Das Impfportfolio abrunden

Für die sexuell übertragbaren Humanen Papilloma Viren (HPV), den Erregern des Gebärmutterhalskrebses, gibt es einen empfohlenen Zeitraum (neun bis 14, maximal 17 Jahre) in dem geimpft werden soll, hier gibt es aber kein „zu alt“ ist. Das liegt an der Zielsetzung der Impfung: Sie soll verhindern, beim Sex mit den häufigsten sexuell übertragbaren Viren weltweit angesteckt zu werden. Dazu wird die Impfung im besten Fall VOR dem ersten Geschlechtsverkehr verabreicht. Andere Impfungen, wie z.B. gegen FSME* (durch Zecken übertragene Hirnhautentzündung) können je nach persönlicher Infektionsgefahr früher oder später im Leben sinnvoll sein.

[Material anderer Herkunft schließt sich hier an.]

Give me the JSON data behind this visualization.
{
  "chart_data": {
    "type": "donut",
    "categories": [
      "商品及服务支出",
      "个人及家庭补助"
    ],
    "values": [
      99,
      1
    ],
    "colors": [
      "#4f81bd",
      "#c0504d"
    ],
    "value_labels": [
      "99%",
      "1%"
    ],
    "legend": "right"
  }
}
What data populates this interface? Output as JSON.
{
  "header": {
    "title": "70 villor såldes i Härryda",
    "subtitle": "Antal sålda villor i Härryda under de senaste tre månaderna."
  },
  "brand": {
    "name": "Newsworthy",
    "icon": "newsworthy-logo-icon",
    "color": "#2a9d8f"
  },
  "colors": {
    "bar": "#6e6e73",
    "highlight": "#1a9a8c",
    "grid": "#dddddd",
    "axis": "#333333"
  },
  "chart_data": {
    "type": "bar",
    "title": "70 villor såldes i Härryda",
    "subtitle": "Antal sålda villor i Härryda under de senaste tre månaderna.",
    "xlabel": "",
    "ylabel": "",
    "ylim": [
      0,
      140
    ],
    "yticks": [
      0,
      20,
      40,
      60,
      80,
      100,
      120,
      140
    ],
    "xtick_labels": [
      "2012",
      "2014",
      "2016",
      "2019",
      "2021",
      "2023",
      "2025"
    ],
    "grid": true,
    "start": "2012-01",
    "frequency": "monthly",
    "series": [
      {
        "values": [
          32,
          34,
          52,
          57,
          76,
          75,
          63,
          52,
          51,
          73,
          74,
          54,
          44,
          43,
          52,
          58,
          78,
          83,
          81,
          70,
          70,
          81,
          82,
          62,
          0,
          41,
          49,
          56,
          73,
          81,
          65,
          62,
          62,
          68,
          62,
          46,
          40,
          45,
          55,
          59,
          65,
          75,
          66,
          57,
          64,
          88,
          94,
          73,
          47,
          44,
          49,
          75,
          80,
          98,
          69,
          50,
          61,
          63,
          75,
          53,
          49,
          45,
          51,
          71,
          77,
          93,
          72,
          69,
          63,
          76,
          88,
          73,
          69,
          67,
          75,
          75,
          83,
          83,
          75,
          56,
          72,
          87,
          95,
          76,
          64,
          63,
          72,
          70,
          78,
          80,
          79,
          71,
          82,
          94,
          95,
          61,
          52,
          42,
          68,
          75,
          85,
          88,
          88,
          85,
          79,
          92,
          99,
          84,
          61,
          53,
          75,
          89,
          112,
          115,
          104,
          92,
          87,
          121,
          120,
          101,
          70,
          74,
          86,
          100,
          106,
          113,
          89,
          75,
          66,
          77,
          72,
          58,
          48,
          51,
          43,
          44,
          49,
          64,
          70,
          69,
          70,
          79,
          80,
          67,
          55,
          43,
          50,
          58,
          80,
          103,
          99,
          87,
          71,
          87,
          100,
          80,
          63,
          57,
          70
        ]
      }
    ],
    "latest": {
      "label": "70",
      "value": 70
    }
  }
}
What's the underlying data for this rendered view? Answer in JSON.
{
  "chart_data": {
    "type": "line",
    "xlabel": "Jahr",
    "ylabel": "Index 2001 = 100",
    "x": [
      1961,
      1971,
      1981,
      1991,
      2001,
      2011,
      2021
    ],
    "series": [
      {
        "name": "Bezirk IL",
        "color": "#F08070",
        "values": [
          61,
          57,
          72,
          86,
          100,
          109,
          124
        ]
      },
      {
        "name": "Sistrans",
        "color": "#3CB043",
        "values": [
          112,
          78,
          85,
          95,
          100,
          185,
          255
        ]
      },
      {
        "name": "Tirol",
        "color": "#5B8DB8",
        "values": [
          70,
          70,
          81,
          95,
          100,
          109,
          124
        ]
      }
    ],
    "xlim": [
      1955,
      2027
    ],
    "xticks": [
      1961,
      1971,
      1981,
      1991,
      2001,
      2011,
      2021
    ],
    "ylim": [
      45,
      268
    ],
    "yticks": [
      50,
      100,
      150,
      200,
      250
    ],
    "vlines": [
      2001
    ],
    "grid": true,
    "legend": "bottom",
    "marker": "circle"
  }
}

Ferne Länder – fremde Erreger

Im so genannten „mittleren Alter“, also zwischen ungefähr 18 und 60 Jahren, sind der Körper und das Immunsystem der meisten Menschen sehr robust. Hier kommen meist keine Impfungen gegen neue Erreger hinzu, außer für Reisen in ferne Länder, wenn eine Impfung gegen dort vorkommende Erreger empfohlen ist. Dennoch sollt man regelmäßig den eigenen Impfstatus und den der Familie anzusehen, um die Standardimpfungen zu überprüfen.


Ab 60 Jahren: Den Körper vor unnötigen Erkrankungen schützen

Mit 60 Jahren ist man zwar heutzutage noch nicht alt und viele 60-Jährige sind noch sehr fit, agil und stehen mitten im Leben, doch trotz allem baut der Körper langsam ab. Infektionskrankheiten können mit zunehmendem Alter schwerwiegender ausfallen, als bei den meisten jüngeren Menschen. Darum wird gerade für Personen ab 60 Jahren empfohlen, sich gegen Pneumokokken impfen zu lassen und das Angebot der jährlichen Impfung gegen Grippe (Influenza) zu nutzen.
Auch wenn man für die Wurstscheibe an der Theke schon zu alt ist; man ist nie zu alt, versäumte Impfungen nachzuholen oder nach einem angemessenen Zeitraum* auffrischen zu lassen.
*Welche Impfung wird wann empfohlen und soll wie häufig aufgefrischt werden? Die Übersicht zu den verschiedenen Impfungen oder der Impfkalender der Ständigen Impfkommission (STIKO) am Robert Koch-Institut gibt darüber Auskunft. Ihr Haus- oder Kinderarzt berät Sie ebenfalls zu Impfungen. Nehmen Sie doch zum nächsten Besuch einfach den Impfpass mit!